Lo sciopero del 15 novembre è stato caratterizzato dal tentativo (non riuscito) di mettere insieme le due anime (quella moderata e quella radicale) dello schieramento anti-morattiano. Ne abbiamo parlato con Piero Bernocchi, portavoce nazionale dei Cobas.

Domanda: Nel comunicato con cui commentate l’esito dello sciopero sembrate interessati più a polemizzare con i confederali che a  sottolineare il successo complessivo della protesta.
Risposta:
  Non, non è così.
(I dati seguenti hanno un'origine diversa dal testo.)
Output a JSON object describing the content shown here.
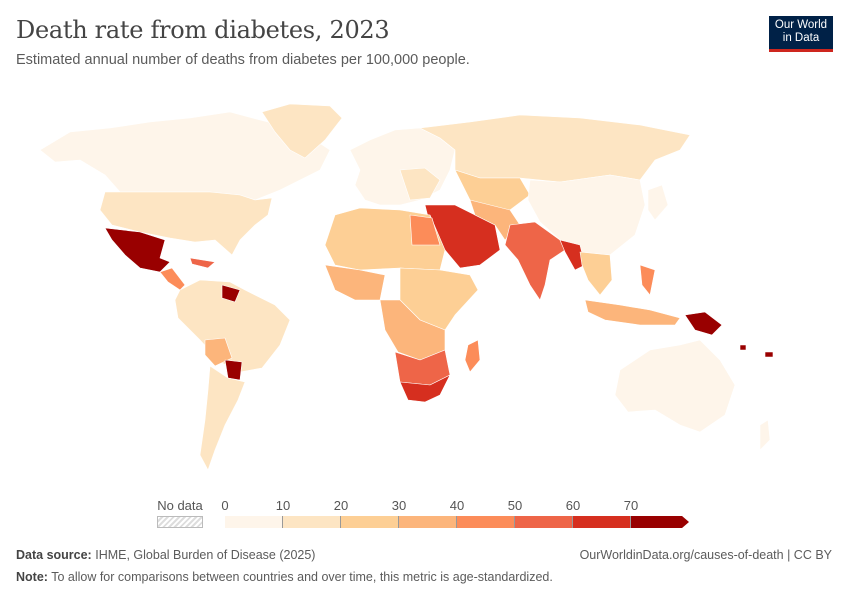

Siamo stati quelli che hanno enfatizzato di più la riuscita e il significato dello sciopero e delle manifestazioni: e lo testimoniano tutte le dichiarazioni apparse sui giornali e le interviste trasmesse da tutte le TV pubbliche e private, oltre che, ovviamente, il comunicato a cui fate riferimento.

D. Sta di fatto che i cortei sono stati due.
R. 
Le responsabilità per il mancato corteo unitario non possono essere addebitate genericamente “ai sindacati” visto che i Cobas hanno fatto tutto il possibile e il necessario per avere sia lo sciopero sia la manifestazione unitaria, richiedendo come unica condizione la gestione comune del palco conclusivo e un intervento dallo stesso

D.  Recentemente Enrico Panini ha dichiarato di voler sostenere la mozione Mussi-Berlinguer nel dibattito interno ai DS, mozione che parla espressamente di abrogazione della legge 53: ciononostante non siete riusciti a trovare un accordo per la manifestazione nazionale. Perchè? 

R. Non è che non siamo riusciti: più semplicemente, e brutalmente, Cgil-Cisl-Uil non hanno voluto riconoscere ai Cobas la “pari dignità” e organizzare insieme a noi il corteo, nè darci la parola dal palco di Piazza Navona. Credo che sia dipeso essenzialmente da due motivi: a) i confederali non vogliono prendere atto che i Cobas esistono ed hanno una notevole influenza in alcuni settori; la loro tattica (che, nell’immaginario collettivo, si definisce solitamente “dello struzzo”) si basa sulla convinzione che, ignorando il problema (cioè, la nostra presenza e il nostro ruolo, che va ben al di là del nostro peso organizzativo), il problema sparirà prima o poi; b) la Cgil è soprattutto impegnata nell’unità sindacale con Cisl e Uil, che non si battono specificatamente nè per l’abrogazione delle leggi Moratti nè per una contestazione globale di tali leggi e decreti, ma cercano piuttosto di modificare la “riforma”, di contrastare alcuni punti ma rassegnandosi ad accettare e contrattare il quadro complessivo. Dunque, la Cgil non vuole mettere in crisi l’unità confederale, “aprendo”, davvero e pienamente, a noi e a quelli che hanno posizioni radicali sul tema.

D.  La riforma che voi avete in mente (aumento degli organici, innalzamento dell’obbligo scolastico, stipendi europei) avrebbe bisogno di un aumento della spesa per l’istruzione di parecchi punti percentuali. Non pensate che ci sia anche un problema di compatibilità finanziaria? 
R.
 No, c’è un problema di priorità. Dal governo Amato in poi, l’impegno finanziario nella scuola è andato continuamente calando in termini percentuali. Sono stati tagliati posti di lavoro, scuole, classi, indipendentemente dal “colore” del governo. Solo ora, con la discesa in campo di un forte movimento a favore della scuola pubblica, è aumentata l’attenzione sul problema: ma, finchè hanno potuto, quasi tutti i partiti di centrodestra o centrosinistra hanno trattato la scuola pubblica come un “cane morto”.
 
Comunque, se si vuole davvero una scuola pubblica di qualità, se si vogliono impedire le distruttive prospettive della scuola-azienda, della privatizzazione e della mercificazione dell’istruzione, bisogna spendere molto di più e bene.